Virtual reality and AV resources are used to show the various processes and operations employed by the company. The training centre incorporates facilities for remote online training of staff at Recycling Lives’ 18 facilities across the UK. It will also be used by internal candidates accepted onto the metal recycling apprenticeship for the ‘off job’ development part of the qualification.
The transformation of the former Golden Hill recycling site on Braconash Road has included remodelling the interiors of the existing warehouse, storage, and office facilities for the site’s new role. Golden Hill was the original location of Recycling Lives, and the new training academy is named after Terry Jackson who owned the site and developed the business.
Inductions of staff and training and development activities begin in March, and activities will expand to offer opportunities to local communities, and collaboration with schools and colleges.
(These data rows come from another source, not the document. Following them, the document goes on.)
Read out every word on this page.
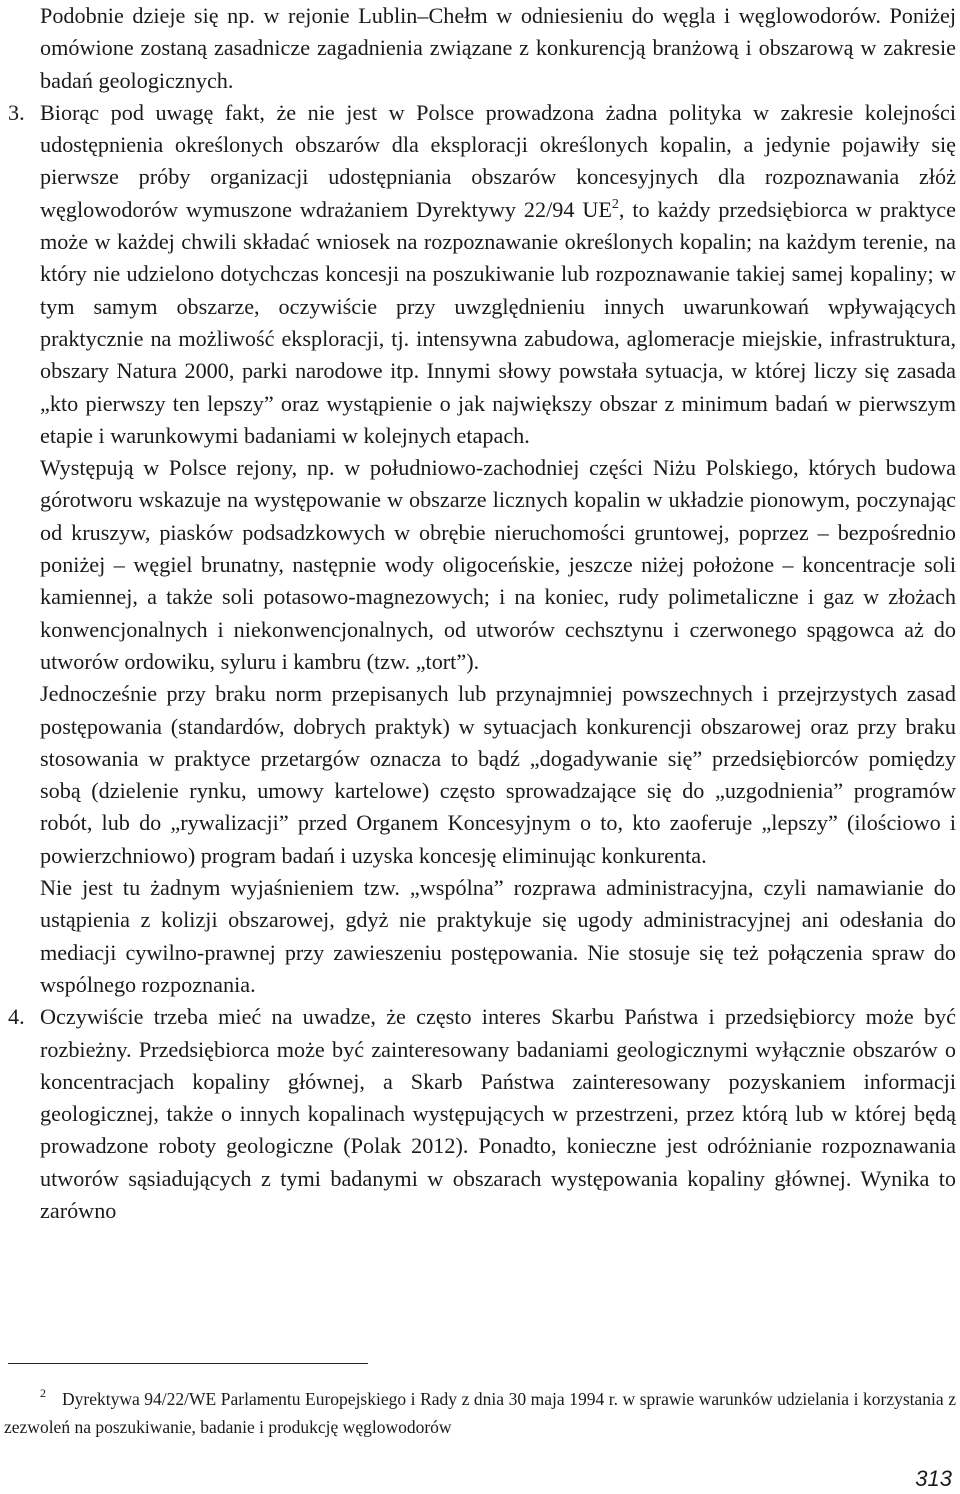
Podobnie dzieje się np. w rejonie Lublin–Chełm w odniesieniu do węgla i węglowodorów. Poniżej omówione zostaną zasadnicze zagadnienia związane z konkurencją branżową i obszarową w zakresie badań geologicznych.

3. Biorąc pod uwagę fakt, że nie jest w Polsce prowadzona żadna polityka w zakresie kolejności udostępnienia określonych obszarów dla eksploracji określonych kopalin, a jedynie pojawiły się pierwsze próby organizacji udostępniania obszarów koncesyjnych dla rozpoznawania złóż węglowodorów wymuszone wdrażaniem Dyrektywy 22/94 UE$^2$, to każdy przedsiębiorca w praktyce może w każdej chwili składać wniosek na rozpoznawanie określonych kopalin; na każdym terenie, na który nie udzielono dotychczas koncesji na poszukiwanie lub rozpoznawanie takiej samej kopaliny; w tym samym obszarze, oczywiście przy uwzględnieniu innych uwarunkowań wpływających praktycznie na możliwość eksploracji, tj. intensywna zabudowa, aglomeracje miejskie, infrastruktura, obszary Natura 2000, parki narodowe itp. Innymi słowy powstała sytuacja, w której liczy się zasada „kto pierwszy ten lepszy” oraz wystąpienie o jak największy obszar z minimum badań w pierwszym etapie i warunkowymi badaniami w kolejnych etapach.

Występują w Polsce rejony, np. w południowo-zachodniej części Niżu Polskiego, których budowa górotworu wskazuje na występowanie w obszarze licznych kopalin w układzie pionowym, poczynając od kruszyw, piasków podsadzkowych w obrębie nieruchomości gruntowej, poprzez – bezpośrednio poniżej – węgiel brunatny, następnie wody oligoceńskie, jeszcze niżej położone – koncentracje soli kamiennej, a także soli potasowo-magnezowych; i na koniec, rudy polimetaliczne i gaz w złożach konwencjonalnych i niekonwencjonalnych, od utworów cechsztynu i czerwonego spągowca aż do utworów ordowiku, syluru i kambru (tzw. „tort”).

Jednocześnie przy braku norm przepisanych lub przynajmniej powszechnych i przejrzystych zasad postępowania (standardów, dobrych praktyk) w sytuacjach konkurencji obszarowej oraz przy braku stosowania w praktyce przetargów oznacza to bądź „dogadywanie się” przedsiębiorców pomiędzy sobą (dzielenie rynku, umowy kartelowe) często sprowadzające się do „uzgodnienia” programów robót, lub do „rywalizacji” przed Organem Koncesyjnym o to, kto zaoferuje „lepszy” (ilościowo i powierzchniowo) program badań i uzyska koncesję eliminując konkurenta.

Nie jest tu żadnym wyjaśnieniem tzw. „wspólna” rozprawa administracyjna, czyli namawianie do ustąpienia z kolizji obszarowej, gdyż nie praktykuje się ugody administracyjnej ani odesłania do mediacji cywilno-prawnej przy zawieszeniu postępowania. Nie stosuje się też połączenia spraw do wspólnego rozpoznania.

4. Oczywiście trzeba mieć na uwadze, że często interes Skarbu Państwa i przedsiębiorcy może być rozbieżny. Przedsiębiorca może być zainteresowany badaniami geologicznymi wyłącznie obszarów o koncentracjach kopaliny głównej, a Skarb Państwa zainteresowany pozyskaniem informacji geologicznej, także o innych kopalinach występujących w przestrzeni, przez którą lub w której będą prowadzone roboty geologiczne (Polak 2012). Ponadto, konieczne jest odróżnianie rozpoznawania utworów sąsiadujących z tymi badanymi w obszarach występowania kopaliny głównej. Wynika to zarówno

$^2$ Dyrektywa 94/22/WE Parlamentu Europejskiego i Rady z dnia 30 maja 1994 r. w sprawie warunków udzielania i korzystania z zezwoleń na poszukiwanie, badanie i produkcję węglowodorów
313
Recycling Lives’ Head of Human Resources Angeline Betts-Derbyshire says that the availability of dedicated facilities in Leyland takes training and professional development within the company to a new level. She explains:
“Expansion of the company has highlighted the need for comprehensive uplift of training, offering the opportunity to develop our existing staff and enable them to progress their careers within the business. It will also assist the work we undertake through our Academy workshops within prisons and ROTL (Release on Temporary Licence) employment schemes, providing dedicated facilities for induction and training.
The new centre enables us to take training out of the active operational sites where appropriate, and blend classroom-based activity with more practical hands-on experience. Our new online capability provides facilities for delivering high-quality induction and training for members of our 500-strong workforce wherever they are located in the UK.”
Recycling Lives’ CEO Gerry Marshall commented:
“As the business continues to grow with new investment in resources, it is more important than ever that we also invest in the people we employ and those who are joining our company, to create a skilled and sustainable workforce that can share our success.
We are passionate about helping to raise the skill levels across schools and colleges, and within the justice system & disadvantaged groups to help them find meaningful sustainable employment, which in turn provides positive social-economic impact.
This is about Recycling Lives’ commitment to the future of its people and the planet. It is about growing our people and talent within the industry not just for today, but for the future, and encouraging recruitment into our recycling sector to demonstrate that it is a viable and aspirational career.”